Maire-info
Le quotidien d’information des élus locaux

Édition du lundi 20 octobre 2025
Élus locaux

Frais d'habillement des maires : la prudence est de mise

Avec la forte exposition médiatique de certaines pratiques liées aux frais de représentation des élus, ces dernières semaines, la question se pose encore et toujours de savoir ce qui peut et ne peut pas entrer dans cette enveloppe. Notamment sur la question des frais d'habillement. Le point avec le cabinet Seban, spécialisé dans le droit des collectivités. 

Par Franck Lemarc

Comme le rappelait Maire info le 3 octobre dernier, les règles fixées par la loi, en matière de frais de représentation, sont extrêmement peu précises : « Le conseil municipal peut voter, sur les ressources ordinaires, des indemnités au maire pour frais de représentation », dispose l’article L2123-19 du Code général des collectivités territoriales. Le Code ne donne aucune précision ni sur le montant de l’enveloppe, ni sur son usage. Ce n’est qu’au fil des réponses ministérielles que quelques précisions ont été données : ces frais de représentation ont pour objet de couvrir les dépenses « liées à l’exercice du mandat »  et « dans l’intérêt de la commune ». 

Pas de jurisprudence

Mais même avec ces précisions, on n’est guère plus avancé, selon Alexandra Aderno, chargée du secteur « vie des acteurs publics »  au sein du cabinet d’avocats Seban et associés. « D’abord parce qu’il n’y a pas, à ce jour, de jurisprudence précise sur laquelle s’appuyer », notamment sur la question de savoir si les frais d’habillement entrent, ou pas, dans ces frais de représentation. Ensuite parce que « pour beaucoup de maires, qui consacrent 150 % de leur temps à leur mandat, il est bien difficile de savoir où commence et où s’arrête ‘’l’exercice du mandat’’ ». 

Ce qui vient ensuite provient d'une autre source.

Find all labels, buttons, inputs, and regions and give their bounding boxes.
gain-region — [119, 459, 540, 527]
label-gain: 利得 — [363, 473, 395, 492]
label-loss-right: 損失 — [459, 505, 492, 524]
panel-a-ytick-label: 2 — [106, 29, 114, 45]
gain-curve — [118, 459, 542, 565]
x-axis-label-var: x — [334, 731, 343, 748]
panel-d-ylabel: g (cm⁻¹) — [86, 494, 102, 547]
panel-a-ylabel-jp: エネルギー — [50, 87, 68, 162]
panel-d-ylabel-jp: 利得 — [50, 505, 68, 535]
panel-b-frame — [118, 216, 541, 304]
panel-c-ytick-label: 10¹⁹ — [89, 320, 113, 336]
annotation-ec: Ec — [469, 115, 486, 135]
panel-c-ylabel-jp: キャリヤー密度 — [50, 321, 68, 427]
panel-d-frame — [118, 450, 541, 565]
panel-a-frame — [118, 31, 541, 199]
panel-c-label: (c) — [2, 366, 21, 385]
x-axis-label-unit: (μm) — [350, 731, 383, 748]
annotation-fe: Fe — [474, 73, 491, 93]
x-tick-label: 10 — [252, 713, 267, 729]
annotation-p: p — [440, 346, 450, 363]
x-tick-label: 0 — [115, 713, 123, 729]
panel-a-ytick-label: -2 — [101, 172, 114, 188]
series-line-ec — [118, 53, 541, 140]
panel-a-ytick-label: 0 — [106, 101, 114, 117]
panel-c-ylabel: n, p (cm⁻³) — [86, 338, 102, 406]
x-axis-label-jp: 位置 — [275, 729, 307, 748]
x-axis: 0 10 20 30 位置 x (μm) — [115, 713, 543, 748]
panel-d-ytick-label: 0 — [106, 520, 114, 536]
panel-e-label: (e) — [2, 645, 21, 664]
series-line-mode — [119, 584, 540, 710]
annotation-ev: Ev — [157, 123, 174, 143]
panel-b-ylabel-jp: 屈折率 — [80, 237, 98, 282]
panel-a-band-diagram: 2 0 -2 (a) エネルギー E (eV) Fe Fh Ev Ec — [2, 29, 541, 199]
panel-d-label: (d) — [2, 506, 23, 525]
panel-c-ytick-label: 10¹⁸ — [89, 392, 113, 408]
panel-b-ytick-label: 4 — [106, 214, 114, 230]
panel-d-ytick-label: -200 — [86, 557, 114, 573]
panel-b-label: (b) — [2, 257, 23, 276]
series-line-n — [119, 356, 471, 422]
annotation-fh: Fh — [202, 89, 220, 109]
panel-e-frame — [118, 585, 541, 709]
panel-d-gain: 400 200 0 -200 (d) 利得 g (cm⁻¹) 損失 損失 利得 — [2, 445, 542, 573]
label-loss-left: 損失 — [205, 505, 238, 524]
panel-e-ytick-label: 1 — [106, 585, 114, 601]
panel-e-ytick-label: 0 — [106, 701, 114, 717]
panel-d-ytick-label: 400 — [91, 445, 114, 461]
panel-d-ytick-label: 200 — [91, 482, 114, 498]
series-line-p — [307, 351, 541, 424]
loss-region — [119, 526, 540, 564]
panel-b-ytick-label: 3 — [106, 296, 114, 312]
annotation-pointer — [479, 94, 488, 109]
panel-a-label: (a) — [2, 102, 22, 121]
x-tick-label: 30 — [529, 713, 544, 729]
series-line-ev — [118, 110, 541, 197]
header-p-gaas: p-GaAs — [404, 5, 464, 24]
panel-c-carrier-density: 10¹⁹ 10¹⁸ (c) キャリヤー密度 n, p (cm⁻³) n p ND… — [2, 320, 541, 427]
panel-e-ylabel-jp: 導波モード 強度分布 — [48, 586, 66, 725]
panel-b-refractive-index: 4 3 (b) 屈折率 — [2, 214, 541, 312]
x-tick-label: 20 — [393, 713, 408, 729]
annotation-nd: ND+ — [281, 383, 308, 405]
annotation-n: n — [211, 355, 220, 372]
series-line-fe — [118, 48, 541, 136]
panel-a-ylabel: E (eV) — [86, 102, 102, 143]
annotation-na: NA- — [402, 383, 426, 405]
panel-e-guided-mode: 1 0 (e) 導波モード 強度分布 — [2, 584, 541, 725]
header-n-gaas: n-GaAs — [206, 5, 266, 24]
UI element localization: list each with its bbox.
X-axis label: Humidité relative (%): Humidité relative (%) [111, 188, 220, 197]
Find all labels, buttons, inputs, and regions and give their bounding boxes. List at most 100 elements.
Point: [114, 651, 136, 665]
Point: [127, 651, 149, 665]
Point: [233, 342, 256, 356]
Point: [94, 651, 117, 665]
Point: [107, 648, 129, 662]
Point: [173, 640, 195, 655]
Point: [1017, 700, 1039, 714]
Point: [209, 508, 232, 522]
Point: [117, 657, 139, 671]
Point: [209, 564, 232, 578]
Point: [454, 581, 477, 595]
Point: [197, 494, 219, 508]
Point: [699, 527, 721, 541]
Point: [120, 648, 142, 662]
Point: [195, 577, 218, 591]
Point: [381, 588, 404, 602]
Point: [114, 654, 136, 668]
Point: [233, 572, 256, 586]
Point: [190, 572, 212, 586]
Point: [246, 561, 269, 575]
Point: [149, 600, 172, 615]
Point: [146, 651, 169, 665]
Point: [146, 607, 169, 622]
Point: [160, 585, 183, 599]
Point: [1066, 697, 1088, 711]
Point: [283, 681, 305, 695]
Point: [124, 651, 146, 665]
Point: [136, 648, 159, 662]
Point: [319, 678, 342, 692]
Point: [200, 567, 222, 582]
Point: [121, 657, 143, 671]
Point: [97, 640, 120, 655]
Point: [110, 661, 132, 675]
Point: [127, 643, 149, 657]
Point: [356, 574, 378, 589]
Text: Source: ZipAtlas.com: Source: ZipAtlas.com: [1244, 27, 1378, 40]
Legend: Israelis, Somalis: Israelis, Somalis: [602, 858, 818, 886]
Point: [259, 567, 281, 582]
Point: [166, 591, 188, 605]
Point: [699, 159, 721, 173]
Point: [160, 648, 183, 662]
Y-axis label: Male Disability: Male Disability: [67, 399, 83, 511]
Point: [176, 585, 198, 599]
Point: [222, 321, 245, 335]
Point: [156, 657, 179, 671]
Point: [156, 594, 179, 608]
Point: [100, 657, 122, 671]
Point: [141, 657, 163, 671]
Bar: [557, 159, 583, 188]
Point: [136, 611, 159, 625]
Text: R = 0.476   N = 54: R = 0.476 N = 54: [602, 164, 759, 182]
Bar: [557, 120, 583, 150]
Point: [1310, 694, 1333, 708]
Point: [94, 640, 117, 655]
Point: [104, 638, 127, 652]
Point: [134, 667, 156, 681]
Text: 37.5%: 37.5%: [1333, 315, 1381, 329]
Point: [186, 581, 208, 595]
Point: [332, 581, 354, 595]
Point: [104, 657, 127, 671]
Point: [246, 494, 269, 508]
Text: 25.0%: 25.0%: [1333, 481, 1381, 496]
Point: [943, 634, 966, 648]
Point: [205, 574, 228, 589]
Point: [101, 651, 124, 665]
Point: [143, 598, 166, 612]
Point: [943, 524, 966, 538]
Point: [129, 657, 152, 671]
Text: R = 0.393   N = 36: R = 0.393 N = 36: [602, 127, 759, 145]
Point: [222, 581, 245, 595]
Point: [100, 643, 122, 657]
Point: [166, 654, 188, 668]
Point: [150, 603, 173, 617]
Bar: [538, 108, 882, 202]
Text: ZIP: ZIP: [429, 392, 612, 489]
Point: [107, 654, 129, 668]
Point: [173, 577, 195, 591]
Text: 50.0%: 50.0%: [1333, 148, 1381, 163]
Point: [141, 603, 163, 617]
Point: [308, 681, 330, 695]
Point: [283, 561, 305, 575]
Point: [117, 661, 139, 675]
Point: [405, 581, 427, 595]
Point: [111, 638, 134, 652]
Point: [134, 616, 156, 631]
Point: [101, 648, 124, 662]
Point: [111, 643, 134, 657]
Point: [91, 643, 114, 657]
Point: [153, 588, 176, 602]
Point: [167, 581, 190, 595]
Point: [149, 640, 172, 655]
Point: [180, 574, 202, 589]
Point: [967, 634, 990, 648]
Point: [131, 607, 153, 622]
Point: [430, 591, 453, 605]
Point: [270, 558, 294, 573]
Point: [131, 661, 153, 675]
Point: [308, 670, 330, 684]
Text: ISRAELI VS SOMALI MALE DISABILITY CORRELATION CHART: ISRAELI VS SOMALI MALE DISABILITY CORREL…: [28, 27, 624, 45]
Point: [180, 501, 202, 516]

Pour tenter d’y voir plus clair, le cabinet Seban a épluché les rapports des Cours régionales des comptes (CRC) qui se sont penchées sur les frais de représentation de certains maires – en sachant que ces avis des CRC n’ont « pas de valeur juridique contraignante ». La CRC de Paca, par exemple, a estimé qu’il pouvait être parfaitement admissible de se faire rembourser au titre des frais de représentation des vêtements achetés à l’occasion d’une « cérémonie particulière », comme une « tenue de gala par exemple ». Mais au-delà de ces cas évidents, « la question peut se poser »  pour des vêtements plus courants, « comme les costumes », estime Alexandra Aderno. Lorsqu’un maire, « dont ce n’est pas la tenue habituelle, achète un costume pour se rendre à des réunions ou à un déjeuner destiné à discuter d’un projet municipal », on peut considérer qu’il remplit bien la double condition d’une dépense « liée à l’exercice du mandat »  et « dans l’intérêt de la commune ». 

C’est donc à chaque fois « cas par cas »  qu’il convient d’examiner ces dépenses, en sachant que les CRC, qui ont eu à examiner « des enveloppes de frais de représentation de 10 000 à 15 000 euros dans plusieurs communes de la région parisienne, n’y ont la plupart du temps rien trouvé à redire », complète l’avocate. 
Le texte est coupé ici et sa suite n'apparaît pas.